Софоний постоял малое время у слюдяного оконца. Голова горела, мысли вразброд пошли, и вдруг, будто стегнул кто: не помнил, как в конюшне оказался, трясущимися руками оседлал скакуна, пал на конь и лишь тогда стал соображать, к кому направить путь. Как не допустить злодеяния Олегова? Кому поведать о том, что вызнал? Ни Дмитрия Ивановича, ни князей, ни бояр его приближенных на Москве нет. В Коломне ли они? Да и предуведомить надо преже московичей: Ягайла может нагрянуть с западной стороны.

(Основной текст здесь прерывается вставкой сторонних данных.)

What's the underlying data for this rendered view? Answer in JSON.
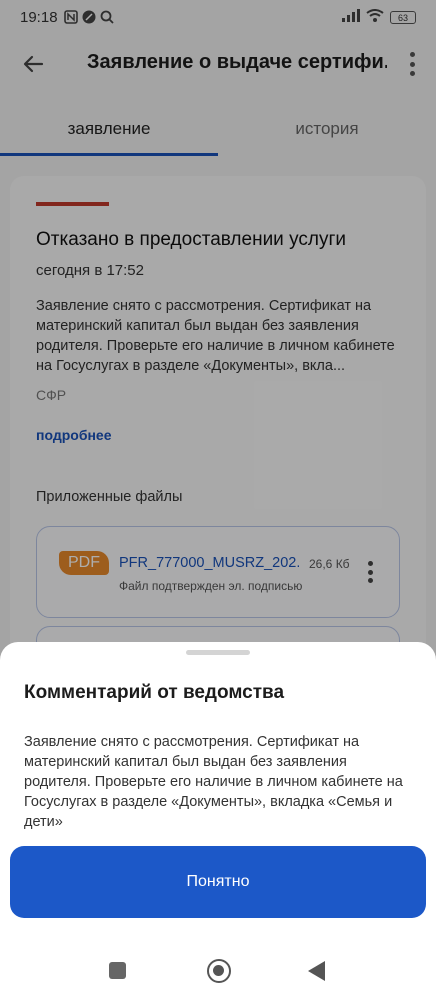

Конь уже давно во весь опор несся к Москве, когда Софоний решил: надо ему появиться в Симоновом монастыре, что год назад основан у развилки коломенской и серпуховской дорог. И дробный перестук конских копыт как бы подтверждал: да-да, да-да. Надо сообщить игумену Феодору. Поездка к нему не вызовет подозрений у слуг Олеговых и у самого князя Рязанского. Часто наведывался иерей Архангельского собора по делам церковным к Феодору, в миру Ивану, сыну Стефания, брата Сергия Радонежского. Двунадесять лет провел Феодор в Свято-Троицком монастыре, иночество принял там, схиму, а теперь вот основал на Москве обитель святого Симона. И для коня Софония дорога туда уж знакомой стала.
В вошедшем симоновский настоятель сразу узнал рязанца-иерея. Не осталось почти священных книг в Рязани, многажды полностью выгоравшей дотла за последние только годы. И нечего было выбирать канонарху для отправления службы. А на Москве книги хранили в каменных подклетях соборов, да и списывать их стали гораздо. Вот и приходилось рязанским иереям волей-неволей скакать в Чудов ли, в Симонов ли монастырь, дабы купить иль на время взять нужную книгу.